We might be fascinated by cities, but we tend to see them in dichotomous ways. On one hand, they are held to be the key to economic growth and increased prosperity. There is a well-established school of city utopianism as exemplified by what Harvard economist Ed Glaeser calls “the triumph of the cities”. This notion of world cities as nodes in a network of transnational flows of capital, people and ideas is central to the neoliberal agenda.
Read more: http://www.theguardian.com/whose-city-is-it-anyway
See also The Guardian Cities Section: http://www.theguardian.com/cities
The Guardian Cities website is supported by the Rockefeller Foundation. The site offers a forum for debate and the sharing of ideas about the future of cities across the world. All content is editorially independent
Kelsey Campbell-Dollaghan – How A Chinese Company 3D-Printed Ten Houses In A Single Day
gizmodo.com. April 2014. This month, architects in Amsterdam started work on the world’s first completely 3D-printed house. It’ll take three years and quite a bit of money to finish. Meanwhile, in Shanghai, a company claims to have printed ten houses with inexpensive industrial scraps in less than a day. What’s the difference?

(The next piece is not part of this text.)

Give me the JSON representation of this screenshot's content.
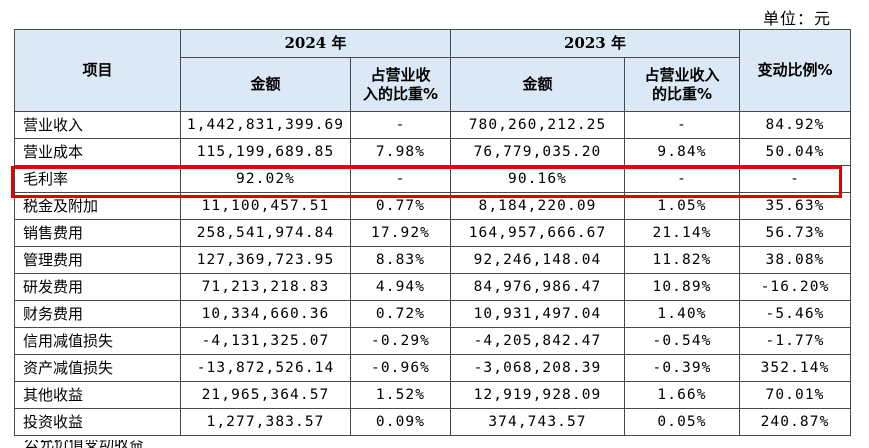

It depends on your definition of 3D printing. Both projects are using massive 3D printers; in Shanghai, it’s 490 feet long, 33 feet wide, and 20 feet deep. Rather than expensive plastic, though, the Chinese company WinSun Decoration Design Engineering Co is printing with a concrete aggregate “made in part from recycled construction waste, industrial waste, and tailings,” according to the Architect’s Newspaper. Each of these homes costs less than $5,000.
Read more: http://gizmodo.com/how-a-chinese-company
Iraq – The Ministry Of Planning Reveal A 2.45 Million Iraqis Are Living In Slums
dinardaily.net. April 2014. The Ministry of Planning revealed that 2.45 million Iraqis are living in slums in the cities and parties across the country in the statistic reflects the extent of the housing crisis in Iraq.And spreading slums on the outskirts of cities due to increasing numbers of people and the displacement of villagers towards the cities in the past three decades as a result of the deterioration of the country’s economy.And Iraq fought several wars since the early eighties of the last century and the siege imposed on him for more than 10 years, which led to the destruction of various sectors and infrastructure.The agent said the Ministry of Planning Mahdi Keywords for site ‘Twilight News’ that the slums scattered across Iraq’s provinces inhabited by a gathering of 1552 2.00045 million thousand people by 346 000 family.He said the capital Baghdad, containing one-third of the random gatherings of Nineveh and Basra followed, while considered less Karbala and Najaf provinces in the number of slums.